SSHing into Stanford Farmshare (Cardinal/Corn)

So that non-journalism/non-Mac-using students aren’t at a disadvantage, our early exercises can be done using the Stanford shared computing environment. In later weeks, we’ll use machines on Amazon Cloud Computing.

Here’s the homepage for Stanford’s Shared Computing Environment <https://uit.stanford.edu/service/sharedcomputing>, though it contains way more details than we need.

Having a command-line

So the main obstacle is going to be whether you have a program, like Terminal with OS X, that can give you command-line access to a system, whether it is your own computer, or a remote computer like cardinal.stanford.edu.

If you don’t have a Mac

If you’re on Windows, you won’t have a Terminal, so you have two options:

  1. Go to one of the campus computer labs, such as Lathrop’s Tech Lounge, and use their Macs.
  2. Or, using the Chrome browser, install the Secure Shell plugin (we’ll go over this in class)
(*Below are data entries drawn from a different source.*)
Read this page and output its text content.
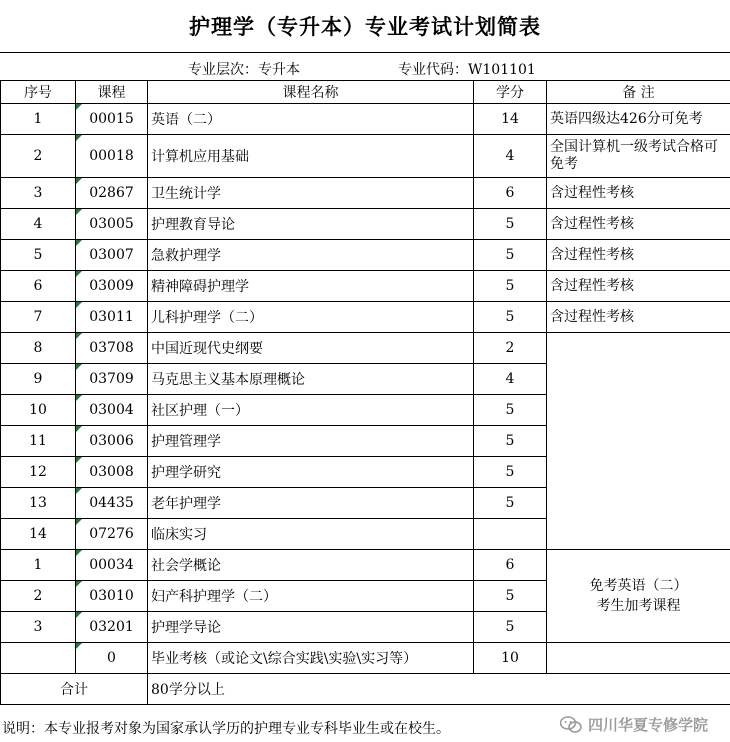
护理学（专升本）专业考试计划简表
专业层次：专升本	专业代码：W101101
序号	课程	课程名称	学分	备 注
1	00015	英语（二）	14	英语四级达426分可免考
2	00018	计算机应用基础	4	全国计算机一级考试合格可免考
3	02867	卫生统计学	6	含过程性考核
4	03005	护理教育导论	5	含过程性考核
5	03007	急救护理学	5	含过程性考核
6	03009	精神障碍护理学	5	含过程性考核
7	03011	儿科护理学（二）	5	含过程性考核
8	03708	中国近现代史纲要	2	
9	03709	马克思主义基本原理概论	4	
10	03004	社区护理（一）	5	
11	03006	护理管理学	5	
12	03008	护理学研究	5	
13	04435	老年护理学	5	
14	07276	临床实习		
1	00034	社会学概论	6	免考英语（二）
考生加考课程

2	03010	妇产科护理学（二）	5	
3	03201	护理学导论	5	
	0	毕业考核（或论文\综合实践\实验\实习等）	10	
合计		80学分以上		
说明：本专业报考对象为国家承认学历的护理专业专科毕业生或在校生。	四川华夏专修学院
Connecting to cardinal.stanford.edu via Terminal

SSH is a protocol, just like HTTP for the web, for connecting to a remote computer. Except SSH gives us command-line access to system programs, just as if we were doing things on our own computers.

From your Terminal, type the following (using your Stanford ID):

$ ssh your_stanford_name@cardinal.stanford.edu

If the connection is successful, you’ll be asked for your password. And when you’re authenticated, you’ll be logged onto one of the Stanford “cardinal” machines.

It will look exactly like, well, your own system’s command line, but that’s because all shells basically look alike. But the commands you run logged in are on the “cardinal” computer.

Installing software specific for Compciv 2017

These instructions pertain only to students in Compciv 2017.

To summarize, these instructions cover how to install the following tools onto your Stanford shared computing space:

  • miniconda
  • csvkit
  • youtube-dl
  • ack

Installing miniconda

For the majority of this class, you will be running Python through the Anaconda distribution

However, we don’t want to install the full Anaconda on our Stanford Farmshare accounts, mostly because our Farmshare accounts are limited to 5GB, and Anaconda and all of its Python packages is multiple GBs. So we install “miniconda” which gives us the bare necessities for setting up a useful environment for some essential data tools for early assignments (i.e. work that we do before we go full Python on our own computers).

The official miniconda installation instructions are here. But follow my instructions below:

Open up a Terminal and SSH into one of the Stanford Farmshare servers (I recommend corn.stanford.edu instead of cardinal.stanford.edu):

$ ssh your_id@corn.stanford.edu

After you’ve logged in, run this command to download the Miniconda installation script and save it as a file named miniconda-installer.sh. Doesn’t really matter where you do it, you might as well do it in your default home directory:

$ curl https://repo.continuum.io/miniconda/Miniconda3-latest-Linux-x86_64.sh > miniconda-installer.sh

After the download has finished, run the script with this command:

$ bash miniconda-installer.sh

You’ll get these instructions:

Welcome to Miniconda3 4.2.12 (by Continuum Analytics, Inc.)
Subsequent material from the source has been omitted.